Q2. Explain why after a decrease in demand, the firm will decrease output.
Q3. Do you think supernormal profits are sustainable in the long run in a perfectly competitive market?
Q4. Discuss the concept of productive efficiency.
Q5. What is a natural monopoly?

Essay questions
E1. Describe the main features of a perfectly competitive market and bring some real world examples of markets that are similar in structure.
E2. Explain why creative destruction is an argument in favour of monopoly.

ANSWERS:

Short Answer Questions
Q1. Explain why profit maximisation requires that marginal cost and marginal revenue must be equal.

A: If MR > MC, the firm is making a marginal profit – each additional unit generates a positive profit and adds to overall profits. Hence, it will find it convenient to produce one extra unit. However, once MR < MC the firm is making a marginal loss – each additional unit generates a loss and therefore diminishes total profits. We can, therefore, argue that the firm will increase production if marginal revenue is greater than marginal cost, i.e. MR > MC. But the firm will reduce output if it is incurring a marginal loss, i.e. MR < MC.
Q2. Explain why after a decrease in demand, the firm will decrease output.

A. If demand for a product decreases, then the marginal revenue curve will shift to the left. This is because when the market price decreases at all output levels, the firm will receive a lower price for each additional unit of output. Graphically, marginal revenue now meets marginal cost at a much lower level of output. Firms then decrease output because the marginal revenue has fallen above marginal cost. Hence, with lower marginal revenues the profit-maximising output would be reduced.
Q3. Do you think supernormal profits are sustainable in the long run in a perfectly competitive market?

A. No. Suppose we start from a situation where average revenue is higher than firms’ short run average costs. Firms would be making supernormal profits but this would attract new entrants into the industry. The supply curve shifts to the left2 and the market price falls until firms are making normal profits. There is no longer any reason to enter the market as similar risk-adjusted profits can be earned by putting money in the bank.
Q4. Discuss the concept of productive efficiency.

A. In the long-run equilibrium, the perfectly competitive firm is operating at the minimum point of the average cost curve. This means that the firm is productively efficient as it is producing at least cost. Productive efficiency is different from allocative efficiency, which requires that price is equal to marginal cost.

Q5. What is a natural monopoly?



A. Natural monopoly is a market situation that arises when scale economies are such that only one firm can produce in the market without making losses.

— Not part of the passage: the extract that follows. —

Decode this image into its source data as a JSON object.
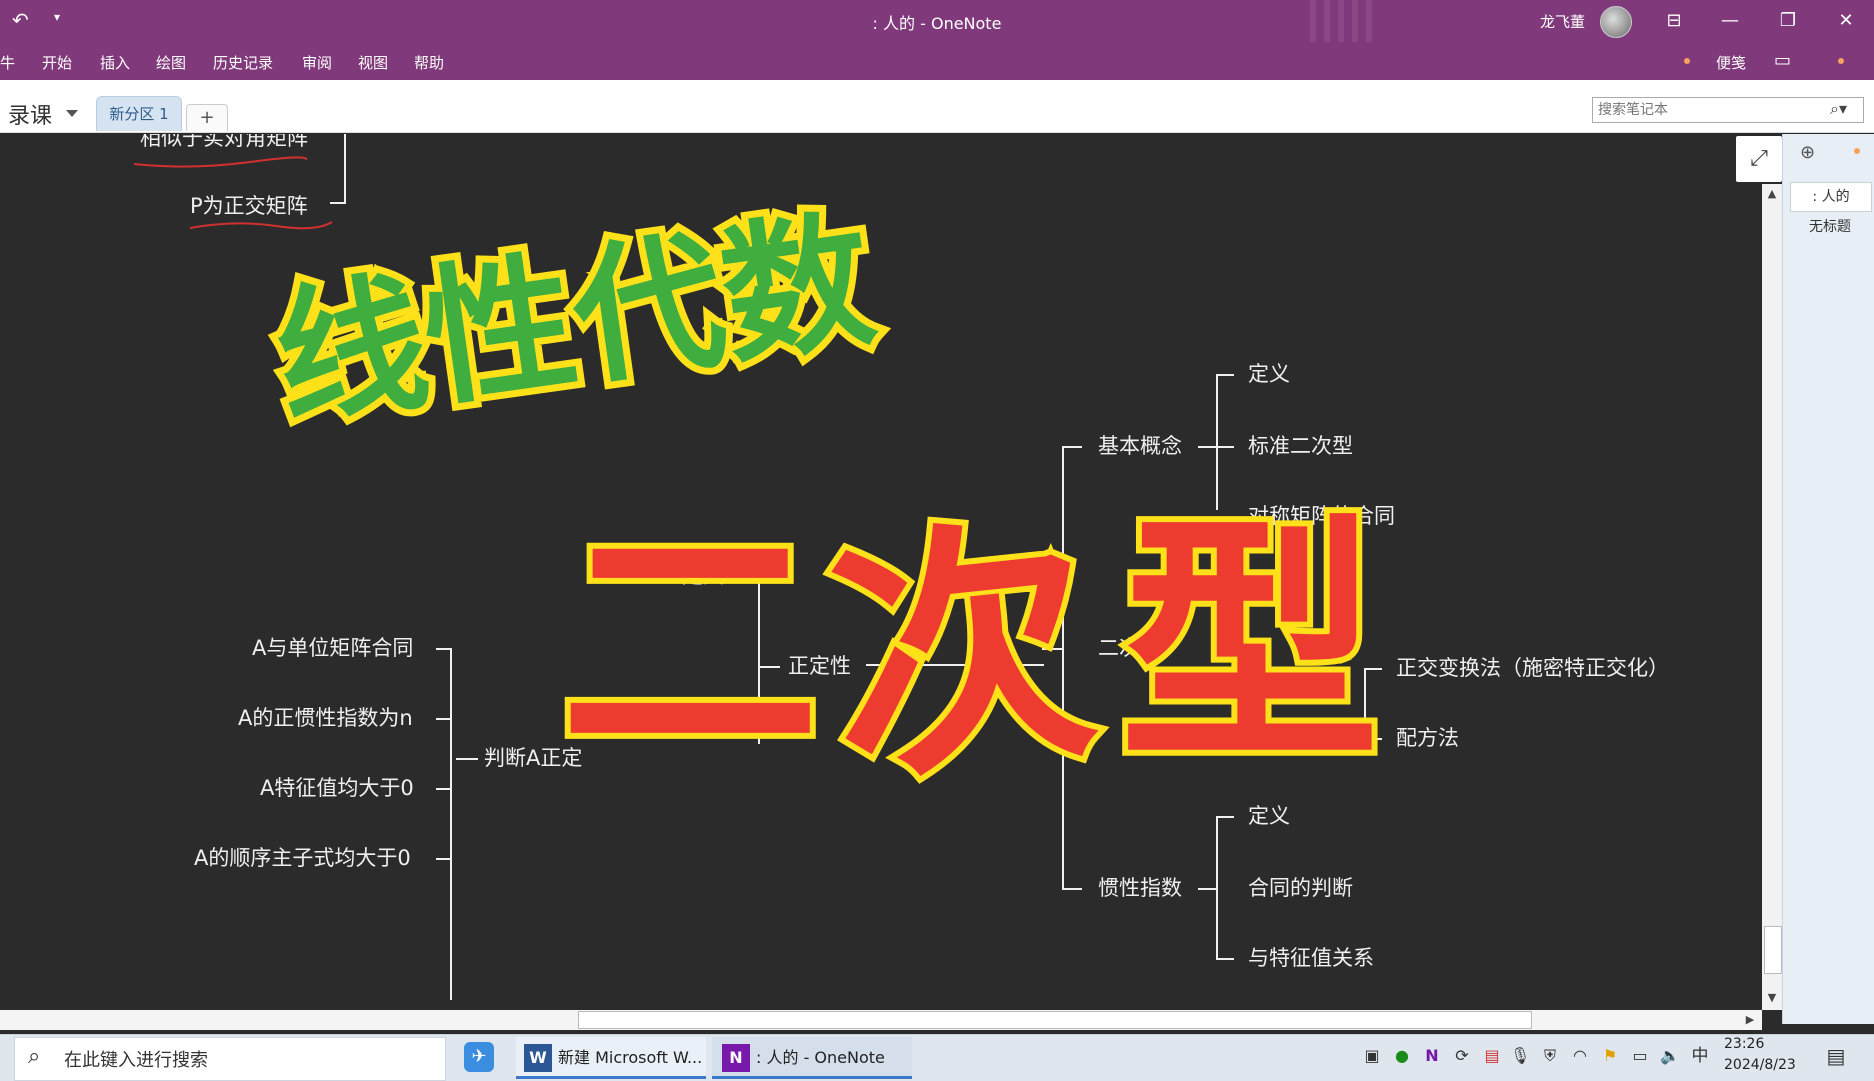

Typical examples of natural monopolies are the utility markets such as water, gas and telecommunications, where the infrastructure required to operate in these markets was so large that it restricted entry.

Essay questions
E1. Describe the main features of a perfectly competitive market and bring some real world examples of markets that are similar in structure.

Answer guidelines. You need to highlight that a perfectly competitive market is one where the number of sellers and buyers is large, where firms do not have market power, product is homogenous, there are insignificant barriers to entry and exit, and where information is perfect. One example you can think of is a fish or vegetables and fruit market.
E2. Explain why creative destruction is an argument in favour of monopoly.

Answer guidelines. The idea is that the supernormal profits associated with monopoly can be beneficial for the rest of society because they act as an incentive to innovate. Firms that are not monopolies can be motivated to be innovative and creative. Developing new products for the market, or new production techniques, which provide them with a competitive advantage and destroy the entry barriers of the incumbent firms or monopoly. The innovating firm, through creative destruction, then becomes a monopoly. The firm benefits from higher profits; and society benefits from the supply of new innovative goods and services. One potential drawback with this approach is that firms have to undertake expensive rent-seeking behaviour and they may not always be successful. Some inventions, work, others do not. So for every monopoly brought about by innovation, there can be many failures that have used the scarce resources of the economy.